Ce rôle historique dévolu aux hommes, on le retrouve malgré les avancées de loi de 1965. Aujourd'hui, en général, un banquier contactera davantage l'homme que la femme pour gérer les questions d'argent d'un couple hétérosexuel.
Cette loi de 1965 autorisant les femmes mariées à ouvrir leur compte bancaire a certes accéléré l'autonomisation financière des femmes, mais les stigmates de l'Histoire sont toujours visibles.
Cette situation change pour les nouvelles générations. Les femmes en couple savent de plus en plus l'importance de gérer leur argent et de la faire fructifier, ne serait-ce que pour parer à une éventuelle séparation.
« Je ne pense pas que l'interdiction de verser le salaire sur un compte joint viendrait régler toutes les situations »
De nombreux couples gèrent leur argent avec seulement un compte joint. Pour lutter contre les violences économiques, faut-il aller au-delà de la loi Rixain et interdire le versement de la rémunération sur un compte commun ? Et donc finalement imposer à chaque conjoint d'avoir son compte bancaire personnel ?
Il n'y a pas de solution miracle. Dans les situations d'emprise, le conjoint violent pourrait accéder aux ressources qui ne lui appartiennent pas grâce une simple procuration bancaire. Je ne pense pas que l'interdiction de verser le salaire sur un compte joint viendrait régler toutes les situations. Dans certains cas, l'accès au compte joint est un moyen pour les femmes d'accéder aux ressources de leur compagnon et les protège.
Couple et argent : l'obligation d'avoir un compte bancaire personnel, une bonne idée ?
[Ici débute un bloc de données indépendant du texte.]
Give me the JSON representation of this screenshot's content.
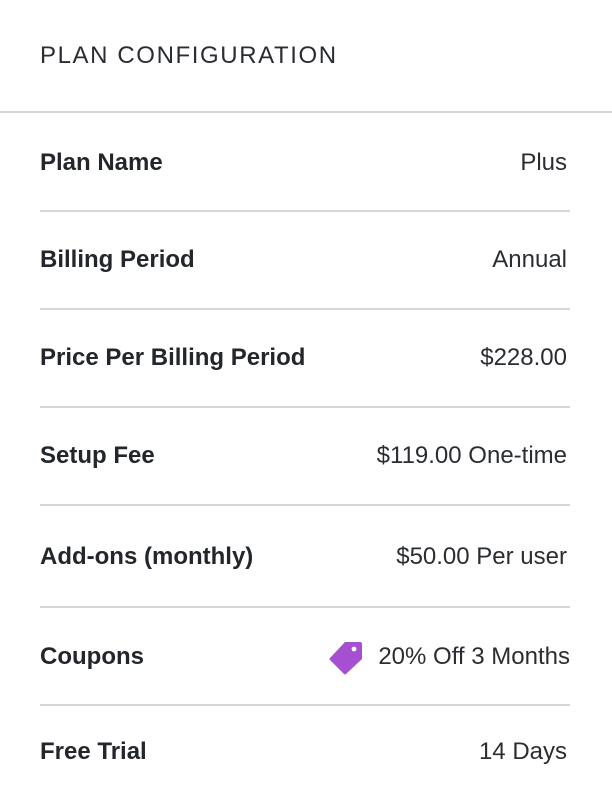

Les banques commencent à réfléchir à ces enjeux, certaines ont mis en place une ouverture de comptes gratuits pour les personnes qui ont besoin d'une indépendance financière rapidement en cas de violences économiques conjugales. Tous les outils bancaires doivent être mis à disposition pour améliorer la protection des femmes dans les situations d'urgence, et également pour leur permettre de gérer leur argent et le faire fructifier au mieux au jour le jour, en sachant qu'elles ont des contraintes et des enjeux qui ne sont pas toujours les mêmes que ceux des hommes.